The Best and Worst Bets for Single-Family Rental Investment
- Mar 03, 2016
By Keith Loria, Contributing Editor
Memphis now tops the list of most favorable markets for single-family rentals. San Francisco, usually popular among investors, ranks last. That’s according to online real estate investment management firm HomeUnion, which ranked U.S. markets based on cap rates.
“This report offers the first nationwide glimpse into actual returns for investors looking for stabilized rental homes across the country,” Steve Hovland, HomeUnion’s manager of research services, told Commercial Property Executive. “These cap rates reflect actual returns before any value-add activities.”
The data shows Memphis tops the list with a cap rate of 7.3 percent. After Memphis, the top five SFR investment markets include Oklahoma City at 6.9 percent, Pittsburgh at 6.4 percent, Cincinnati at 6.4 percent and Houston at 6.1 percent.
“Memphis’ low prices were the primary driver for the market’s ascension to the top of this ranking,” Hovland said. “Buyers targeted the market’s low-priced homes utilizing cash. In the fourth quarter, Memphis’ percentage of cash investment sales was 67 percent, significantly higher than the national average of 56 percent.”
San Francisco registered the lowest cap rate in the study with 2.7 percent.

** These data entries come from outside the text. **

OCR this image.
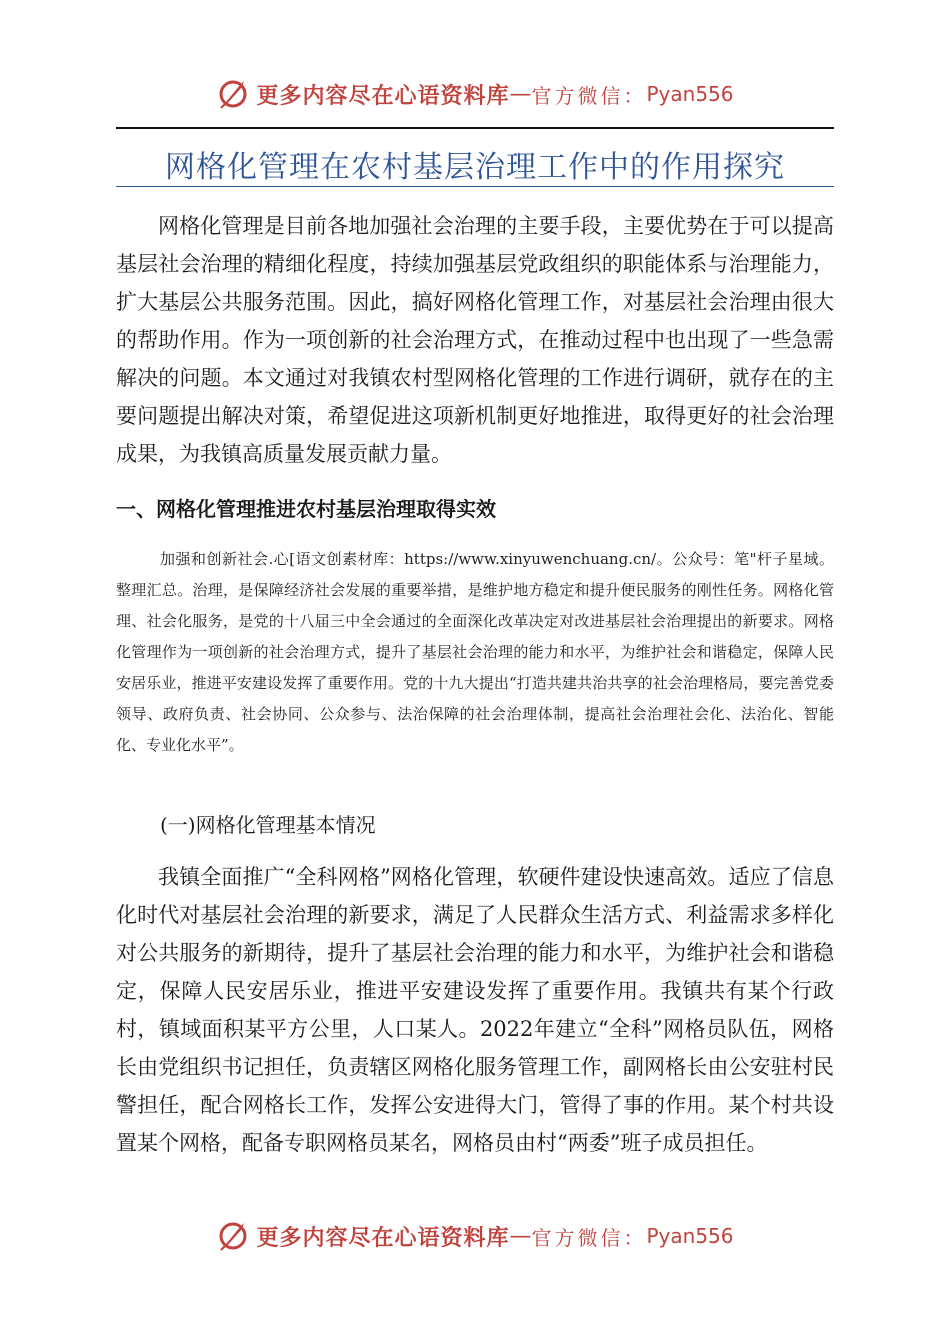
更多内容尽在心语资料库 — 官方微信： Pyan556
网格化管理在农村基层治理工作中的作用探究

网格化管理是目前各地加强社会治理的主要手段，主要优势在于可以提高基层社会治理的精细化程度，持续加强基层党政组织的职能体系与治理能力，扩大基层公共服务范围。因此，搞好网格化管理工作，对基层社会治理由很大的帮助作用。作为一项创新的社会治理方式，在推动过程中也出现了一些急需解决的问题。本文通过对我镇农村型网格化管理的工作进行调研，就存在的主要问题提出解决对策，希望促进这项新机制更好地推进，取得更好的社会治理成果，为我镇高质量发展贡献力量。

一、网格化管理推进农村基层治理取得实效

加强和创新社会.心[语文创素材库：https://www.xinyuwenchuang.cn/。公众号：笔"杆子星域。整理汇总。治理，是保障经济社会发展的重要举措，是维护地方稳定和提升便民服务的刚性任务。网格化管理、社会化服务，是党的十八届三中全会通过的全面深化改革决定对改进基层社会治理提出的新要求。网格化管理作为一项创新的社会治理方式，提升了基层社会治理的能力和水平，为维护社会和谐稳定，保障人民安居乐业，推进平安建设发挥了重要作用。党的十九大提出“打造共建共治共享的社会治理格局，要完善党委领导、政府负责、社会协同、公众参与、法治保障的社会治理体制，提高社会治理社会化、法治化、智能化、专业化水平”。

(一)网格化管理基本情况

我镇全面推广“全科网格”网格化管理，软硬件建设快速高效。适应了信息化时代对基层社会治理的新要求，满足了人民群众生活方式、利益需求多样化对公共服务的新期待，提升了基层社会治理的能力和水平，为维护社会和谐稳定，保障人民安居乐业，推进平安建设发挥了重要作用。我镇共有某个行政村，镇域面积某平方公里，人口某人。2022年建立“全科”网格员队伍，网格长由党组织书记担任，负责辖区网格化服务管理工作，副网格长由公安驻村民警担任，配合网格长工作，发挥公安进得大门，管得了事的作用。某个村共设置某个网格，配备专职网格员某名，网格员由村“两委”班子成员担任。

更多内容尽在心语资料库 — 官方微信： Pyan556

Others near the bottom include San Jose at 2.7 percent, Orange County at 3 percent, Los Angeles at 3.2 percent and New York City at 3.5 percent.
“The concentration of wealth in San Francisco has created sizable demand from traditional buyers, which has pushed up prices for investors that compete in the market,” Hovland said. “At the end of last year, investment home prices in San Francisco were 92 percent of owner-occupied home sales. Nationally, the median investment home price is only 70 percent of owner-occupied prices.”
According to Hovland, a few surprises arose during the cap rate analysis.
“First, the absence of Detroit from the top-10 list seems like a glaring omission. Upon further examination of the comps, investors heavily favored Macomb and Oakland counties rather than targeting properties in the less-expensive Wayne County,” he said. “Houston’s rapid rise into the top 10 was also unexpected. Uncertainty over oil prices pulled investors to the sidelines or encouraged buyers to limit capital exposure to the market.”
Looking ahead, the research suggests cap rates could face some further compression as investment capital flees the volatile equities markets in search of yields.
“The already-low cap rates, however, are not anticipated to tighten significantly (0 to 20 basis points),” Hovland said. “Oil patch markets are the most exposed to weak economic conditions in 2016. Houston and Oklahoma City could see rising cap rates as investors look elsewhere. At the other end of the spectrum, strong demand for properties in Orlando, Tampa and Charlotte could result in the largest cap rate compression.”